Lula agiu como sempre -omitindo-se. Seu couro já correu mais perigo -é verdade-, mas sua imagem sai do episódio ainda mais danificada. Pilatos de ocasião, o presidente reforça a percepção de que é um espertalhão autocentrado, um deslumbrado consigo mesmo e com o poder, alguém sem convicções ou idéias na cabeça -e cujo único patrimônio é ainda a capacidade intuitiva de interagir sentimentalmente com as massas que segue embromando.
Dirceu se defendeu só. Demonstrou, além de uma disposição incomum para a briga, um apego pelos direitos individuais que não parecia prezar quando estava por cima.
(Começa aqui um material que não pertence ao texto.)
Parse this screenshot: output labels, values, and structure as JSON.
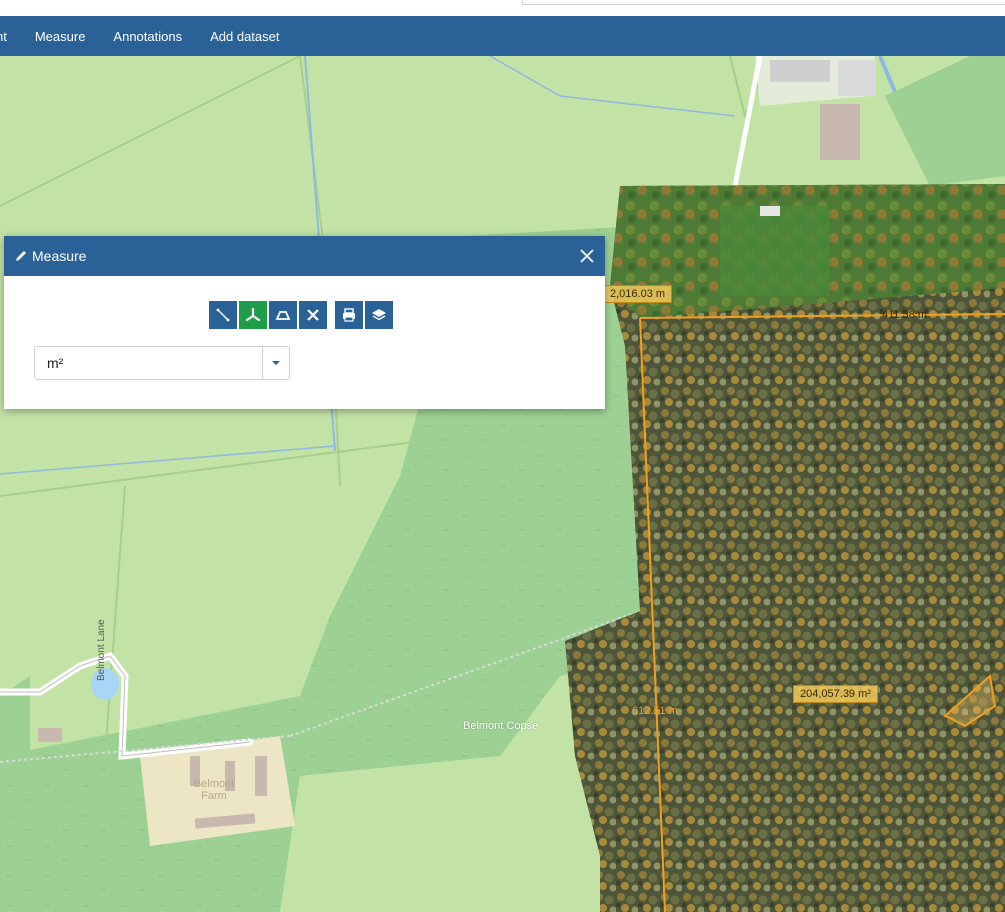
{
  "nav": {
    "items": [
      {
        "label": "nt"
      },
      {
        "label": "Measure"
      },
      {
        "label": "Annotations"
      },
      {
        "label": "Add dataset"
      }
    ]
  },
  "panel": {
    "title": "Measure",
    "tools": [
      {
        "icon": "line-measure-icon"
      },
      {
        "icon": "area-measure-icon",
        "active": true
      },
      {
        "icon": "angle-measure-icon"
      },
      {
        "icon": "clear-icon"
      },
      {
        "icon": "print-icon"
      },
      {
        "icon": "layers-icon"
      }
    ],
    "unit": {
      "value": "m²"
    }
  },
  "map": {
    "labels": {
      "perimeter": "2,016.03 m",
      "top_edge": "411.38 m",
      "left_edge": "612.51 m",
      "area": "204,057.39 m²",
      "belmont_lane": "Belmont Lane",
      "belmont_copse": "Belmont Copse",
      "belmont_farm": "Belmont Farm"
    }
  },
  "colors": {
    "nav_bg": "#2a6298",
    "active_tool": "#1f9e4a",
    "measure_line": "#f0a020"
  }
}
Perdeu, mas conseguiu disseminar com relativo sucesso a versão de que caiu por suas virtudes políticas, não por seu envolvimento na "República do Mensalão". Não é verdade. Valério, Delúbio, Duda, Jefferson, Janene e tantos outros sabem melhor que nós por que Dirceu terminou assim.
Ressuscitada durante sua agonia, a fantasia do guerrilheiro extemporâneo deve render agora a Dirceu um papel de comando entre os insatisfeitos com o governo. O título de líder dos degredados lhe cai bem. A esquerda gosta e vive dessas ilusões.
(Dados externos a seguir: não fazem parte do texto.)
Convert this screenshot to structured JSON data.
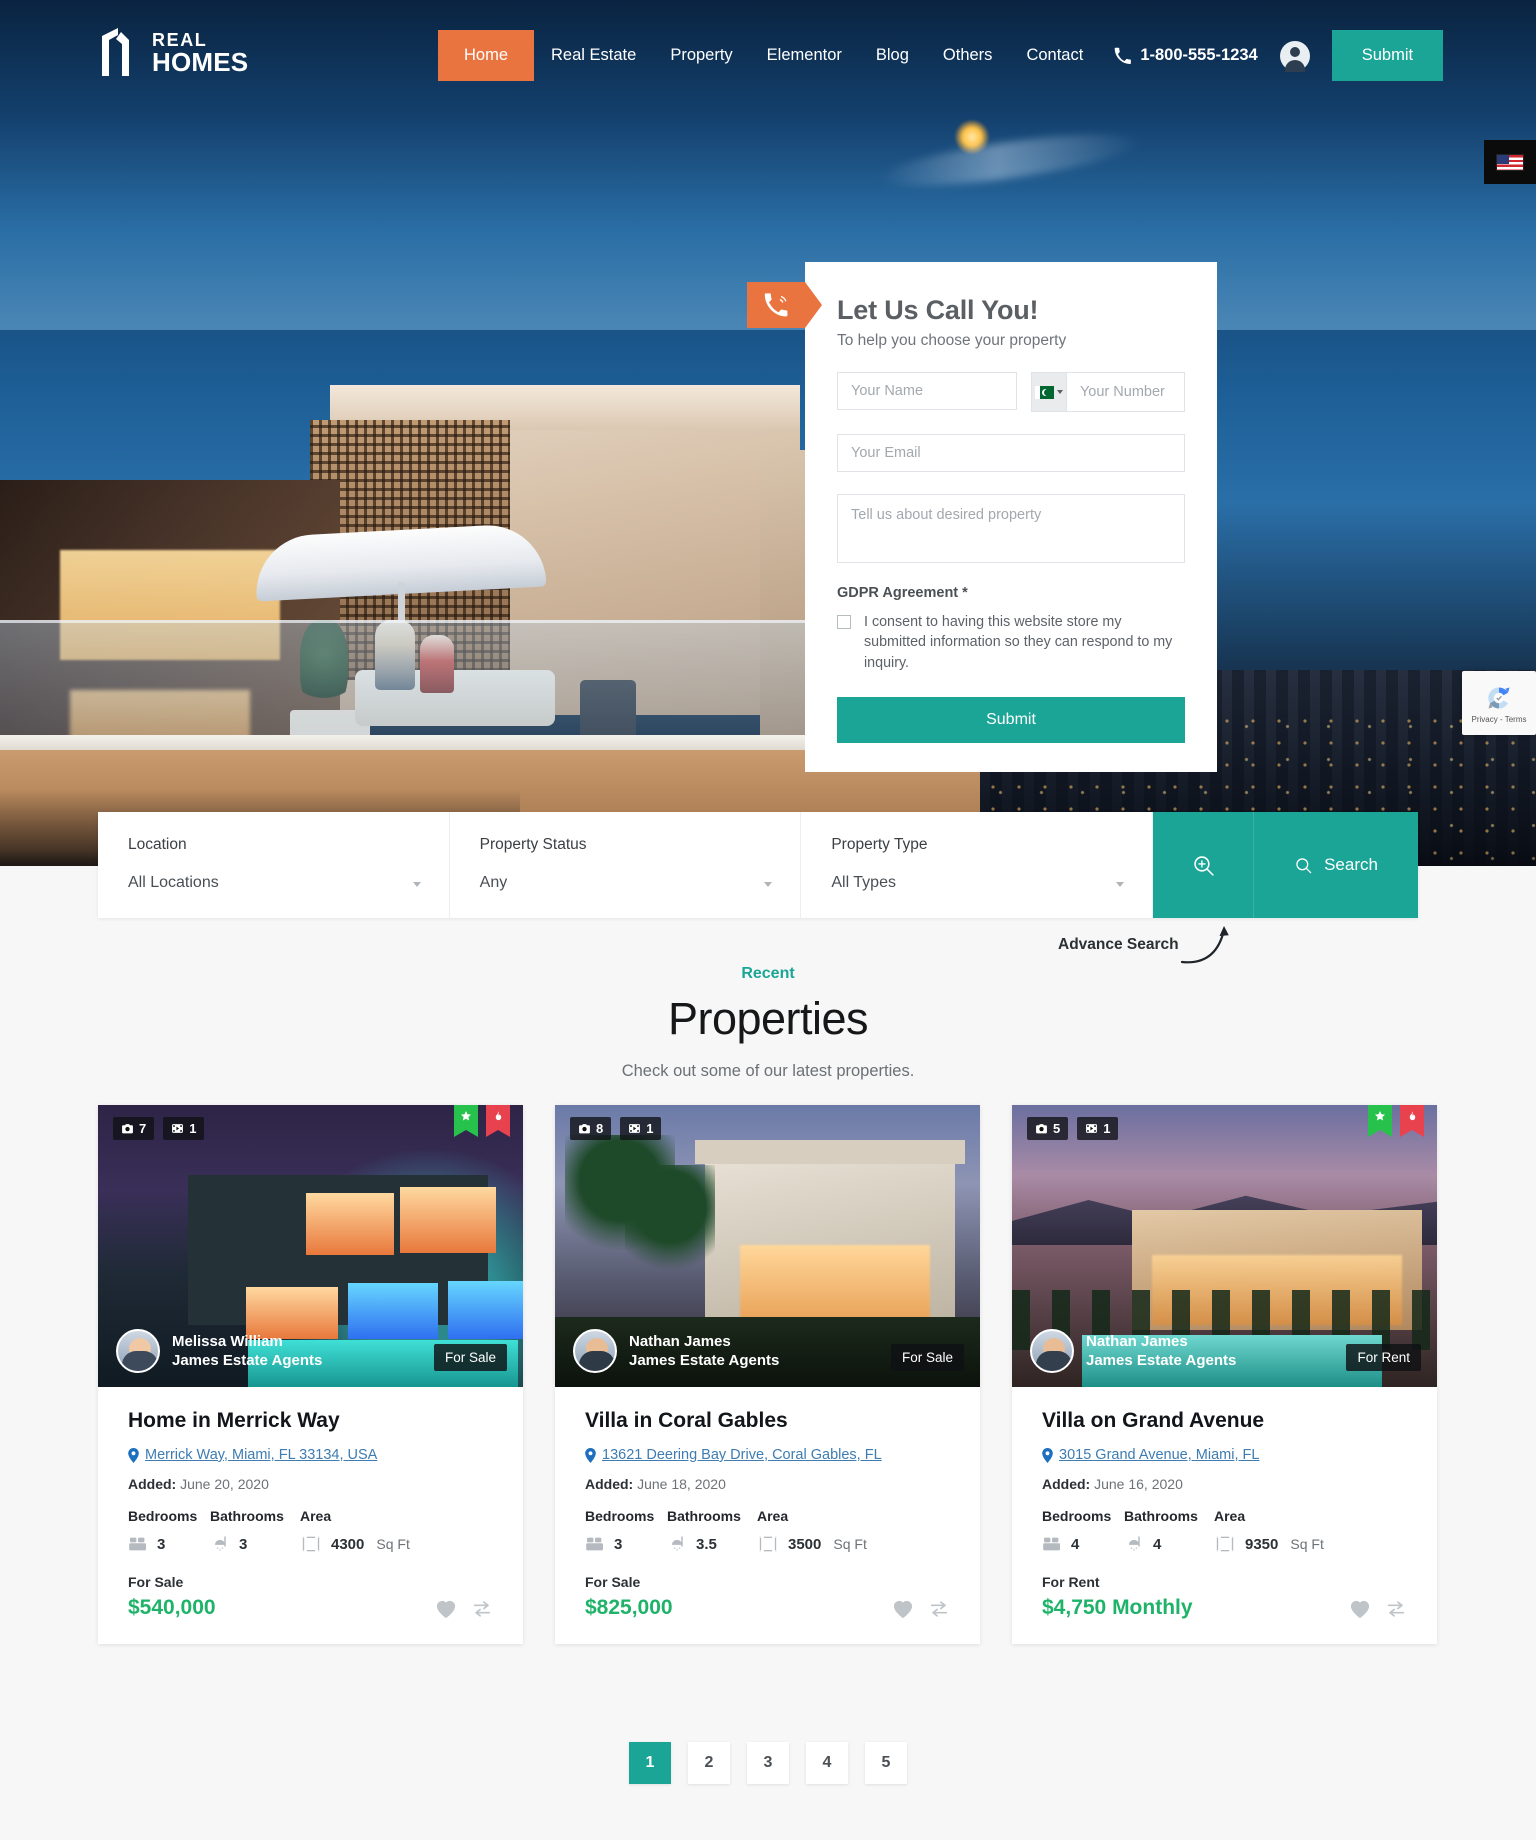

Mas e a crise -arrefecerá? Muitos apostam que sim, mas há argumentos fortes para acreditar no contrário. O cadáver premiado será jogado na cara do presidente até outubro de 2006; a cassação do "chefe do mensalão", além disso, praticamente define o destino dos demais mensaleiros. E, mais importante: eliminada a rainha, o rei fica só e mais exposto no tabuleiro. Dirceu se foi; a crise fica.